Rajeev Talwar, group executive director, DLF, said the target is to offload debt of Rs6,000-7,000 crore in the next two years.

DLF’s debt plan may trip on slow economy

DLF Ltd, India’s largest real estate developer, plans to cut Rs6,000-7,000 crore from its total debt of close to Rs24,000 crore in the next two years through improved cash flows and non-core asset sales, but analysts are doubtful that the target will be achieved.

Rajeev Talwar, group executive director, DLF, said the target is to offload debt of Rs6,000-7,000 crore in the next two years.
“This reduction would be achieved through a mix of cash flows and sale of non-core assets,” he said.

Stake sales in DLF’s IT park projects in Noida and Pune are under consideration.

“The sale is under consideration, such processes take time,” Talwar said, denying any plans of selling the company’s only land parcel in Mumbai.

“We do not plan to sale that land parcel, the company would develop it,” he said.

DLF has a land bank of close to 370 million square feet, of which, Talwar said, 10% could be non-core.
However, analysts are not optimistic about the company’s debt reduction plan.  

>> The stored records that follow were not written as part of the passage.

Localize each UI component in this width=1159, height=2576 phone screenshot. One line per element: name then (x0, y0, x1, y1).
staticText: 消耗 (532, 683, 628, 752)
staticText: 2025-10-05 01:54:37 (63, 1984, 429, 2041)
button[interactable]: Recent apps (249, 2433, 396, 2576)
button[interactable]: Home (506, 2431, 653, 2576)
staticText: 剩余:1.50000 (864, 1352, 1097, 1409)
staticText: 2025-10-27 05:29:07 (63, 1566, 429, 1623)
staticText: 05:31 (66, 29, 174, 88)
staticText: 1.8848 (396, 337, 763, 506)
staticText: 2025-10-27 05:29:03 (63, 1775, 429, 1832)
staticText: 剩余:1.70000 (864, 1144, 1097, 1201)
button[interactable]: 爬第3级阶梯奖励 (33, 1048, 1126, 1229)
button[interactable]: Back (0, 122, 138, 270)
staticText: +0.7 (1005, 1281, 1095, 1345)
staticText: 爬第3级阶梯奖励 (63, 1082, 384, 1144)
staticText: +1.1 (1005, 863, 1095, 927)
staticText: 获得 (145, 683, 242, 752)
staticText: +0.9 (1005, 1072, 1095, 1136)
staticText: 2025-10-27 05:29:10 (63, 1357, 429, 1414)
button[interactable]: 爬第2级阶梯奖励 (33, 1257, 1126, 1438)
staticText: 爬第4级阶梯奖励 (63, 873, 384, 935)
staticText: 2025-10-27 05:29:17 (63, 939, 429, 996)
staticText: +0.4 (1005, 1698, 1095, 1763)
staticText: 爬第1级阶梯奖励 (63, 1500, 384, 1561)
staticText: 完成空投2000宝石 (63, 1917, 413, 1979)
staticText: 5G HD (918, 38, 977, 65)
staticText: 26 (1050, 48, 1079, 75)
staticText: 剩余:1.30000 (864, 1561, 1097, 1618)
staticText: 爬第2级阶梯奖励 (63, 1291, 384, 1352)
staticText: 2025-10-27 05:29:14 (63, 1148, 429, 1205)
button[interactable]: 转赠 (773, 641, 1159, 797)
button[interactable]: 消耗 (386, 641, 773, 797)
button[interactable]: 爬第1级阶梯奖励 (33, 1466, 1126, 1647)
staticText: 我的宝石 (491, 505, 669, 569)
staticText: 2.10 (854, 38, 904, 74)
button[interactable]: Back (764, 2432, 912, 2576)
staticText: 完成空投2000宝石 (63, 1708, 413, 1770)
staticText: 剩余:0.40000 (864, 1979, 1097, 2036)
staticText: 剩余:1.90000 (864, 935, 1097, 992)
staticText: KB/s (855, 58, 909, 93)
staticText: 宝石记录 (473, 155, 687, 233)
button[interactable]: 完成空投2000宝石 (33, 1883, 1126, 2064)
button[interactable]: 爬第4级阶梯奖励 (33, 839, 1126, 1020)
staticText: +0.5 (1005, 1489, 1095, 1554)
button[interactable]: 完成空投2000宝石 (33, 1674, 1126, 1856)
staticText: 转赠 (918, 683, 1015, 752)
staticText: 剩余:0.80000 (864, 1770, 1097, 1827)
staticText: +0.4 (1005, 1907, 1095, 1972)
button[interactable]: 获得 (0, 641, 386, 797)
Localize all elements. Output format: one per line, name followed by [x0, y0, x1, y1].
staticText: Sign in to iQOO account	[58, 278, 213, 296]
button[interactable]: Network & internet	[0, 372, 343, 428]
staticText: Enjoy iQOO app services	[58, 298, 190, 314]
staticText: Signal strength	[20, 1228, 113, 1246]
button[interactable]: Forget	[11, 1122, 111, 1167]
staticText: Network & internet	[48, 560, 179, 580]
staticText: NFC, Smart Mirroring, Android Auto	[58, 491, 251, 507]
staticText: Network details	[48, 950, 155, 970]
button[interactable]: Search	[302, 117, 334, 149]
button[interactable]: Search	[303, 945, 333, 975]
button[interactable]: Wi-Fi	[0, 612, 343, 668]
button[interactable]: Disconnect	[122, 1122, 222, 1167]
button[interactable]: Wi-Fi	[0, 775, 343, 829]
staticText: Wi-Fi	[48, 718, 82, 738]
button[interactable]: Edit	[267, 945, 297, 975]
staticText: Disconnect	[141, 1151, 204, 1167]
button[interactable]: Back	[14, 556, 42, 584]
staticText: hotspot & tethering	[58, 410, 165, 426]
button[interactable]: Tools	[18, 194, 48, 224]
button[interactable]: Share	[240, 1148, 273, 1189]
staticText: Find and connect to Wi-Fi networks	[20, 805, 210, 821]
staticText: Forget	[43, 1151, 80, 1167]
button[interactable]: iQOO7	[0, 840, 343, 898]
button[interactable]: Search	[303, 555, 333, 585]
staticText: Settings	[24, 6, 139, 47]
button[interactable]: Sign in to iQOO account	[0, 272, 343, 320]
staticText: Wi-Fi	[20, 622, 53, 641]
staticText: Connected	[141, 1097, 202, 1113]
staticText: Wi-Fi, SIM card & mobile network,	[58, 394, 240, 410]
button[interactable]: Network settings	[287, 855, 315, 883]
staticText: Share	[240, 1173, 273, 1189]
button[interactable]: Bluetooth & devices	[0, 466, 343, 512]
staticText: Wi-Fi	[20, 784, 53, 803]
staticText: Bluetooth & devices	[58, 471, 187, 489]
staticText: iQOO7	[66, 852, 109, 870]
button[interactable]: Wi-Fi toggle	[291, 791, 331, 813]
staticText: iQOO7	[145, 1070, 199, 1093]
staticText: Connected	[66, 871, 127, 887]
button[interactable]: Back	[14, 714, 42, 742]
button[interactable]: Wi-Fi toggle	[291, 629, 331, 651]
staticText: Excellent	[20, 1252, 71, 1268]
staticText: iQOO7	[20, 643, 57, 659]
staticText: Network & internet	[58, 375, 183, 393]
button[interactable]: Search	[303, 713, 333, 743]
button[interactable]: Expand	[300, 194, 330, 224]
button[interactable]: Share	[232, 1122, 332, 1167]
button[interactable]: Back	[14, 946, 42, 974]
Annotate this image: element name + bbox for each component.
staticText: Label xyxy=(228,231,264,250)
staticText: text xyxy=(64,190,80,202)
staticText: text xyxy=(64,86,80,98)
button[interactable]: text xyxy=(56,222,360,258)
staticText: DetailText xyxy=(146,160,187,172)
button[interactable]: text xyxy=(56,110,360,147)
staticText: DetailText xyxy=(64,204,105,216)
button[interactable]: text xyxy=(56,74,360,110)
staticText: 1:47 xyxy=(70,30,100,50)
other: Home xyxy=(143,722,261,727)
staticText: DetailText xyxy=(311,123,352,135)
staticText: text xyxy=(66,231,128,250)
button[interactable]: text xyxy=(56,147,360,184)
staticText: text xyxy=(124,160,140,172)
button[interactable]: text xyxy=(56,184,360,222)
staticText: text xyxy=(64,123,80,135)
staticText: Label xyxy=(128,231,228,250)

“The question is will it happen? The economy is not in a good shape. There needs to be a buyer as well for such a huge sale. Certain special purpose vehicles of the company have ready buyers and might be sold, but to sell all planned assets looks difficult. The size of these SPVs is very small compared to the larger picture that we are discussing,” said an analyst from a foreign brokerage.

But Talwar of DLF said citing unfavourable economic conditions would be contradictory to the claims of high property prices.
Some analysts said even if deals work out, significant debt reduction might still be an issue. Anand Agarwal and Rahul Kumar from Jefferies Research wrote in a note last week, “The high expectations of debt reduction over the next 12 months is likely to turn into a disappointment given DLF’s lack of discipline on land acquisitions, additional cash flow pressures and, more importantly, its core business not being cash-flow positive.”

However, analysts say the picture is gloomy on the cash-flow side as well.  “The real problem for DLF is that its core business is not cash-flow positive. Recurring cash flows have remained negative in the past even before considering land acquisitions,” the Jefferies note said.  Talwar said with a cash flow close to Rs8,000 crore, the company is quite comfortable.